Property management and dirty laundry: How to increase NOI with outsourced laundry machines

An apartment building of 10+ units will generally benefit from having an on site laundry facility. Residents enjoy the convenience of doing laundry in their own buildings and owners enjoy the extra revenue.  The downside, of course, is the repair cost, which can add up once the machines fall out of warranty.  Service technicians for a washer or dryer can be in excess of $200+ per incident, never mind the lost revenue if a machine is out-of-order and waiting for new parts.

From a property management perspective, I recommend releaving yourself of such headaches (and expenses) by hiring a professional company who specializes in multifamily laundry systems.  Our property management firm here in Los Angeles uses use a company called Web.

Advantages of out sourcing your laundry service:

  • When a contract is signed, the company providing the service will replace the old equipment with brand new washers and dryers
  • If a machine breaks, the company will fix or replace at no cost to landlord
  • Money collection is the sole responsibility of the service provider (no more running from property to property to collect bags of quarters)
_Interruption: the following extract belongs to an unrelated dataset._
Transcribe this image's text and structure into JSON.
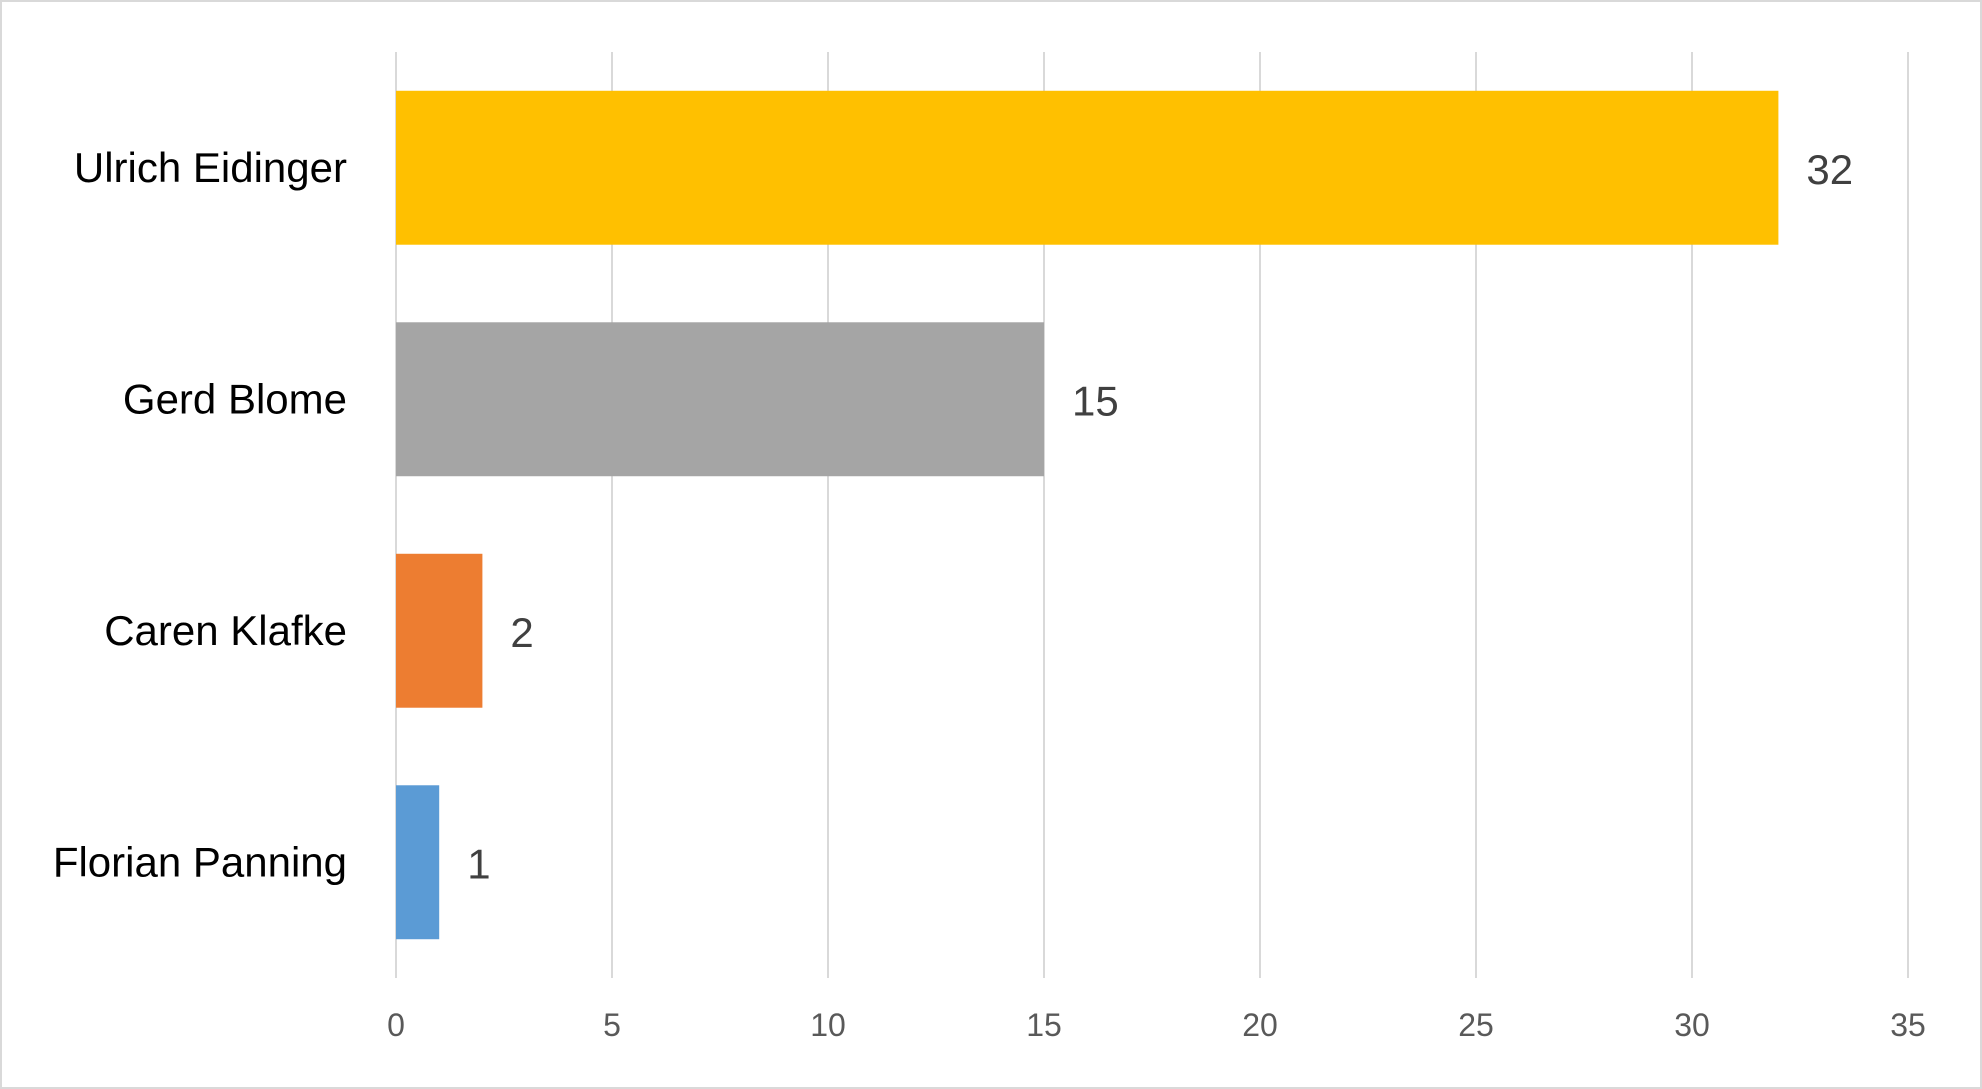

So, what does this service cost?  The laundry man makes his profits from the gross collected amounts generated from resident use of the machines.  Typically, they will charge 40% to 50% of all monies collected and send the landlord a monthly check for the remaining amount.  For most property owners, this a fantastic deal when you take into consideration the property maintenance expense saved on repairs.  And as an added bonus, you don’t have to collect all those quarters yourself.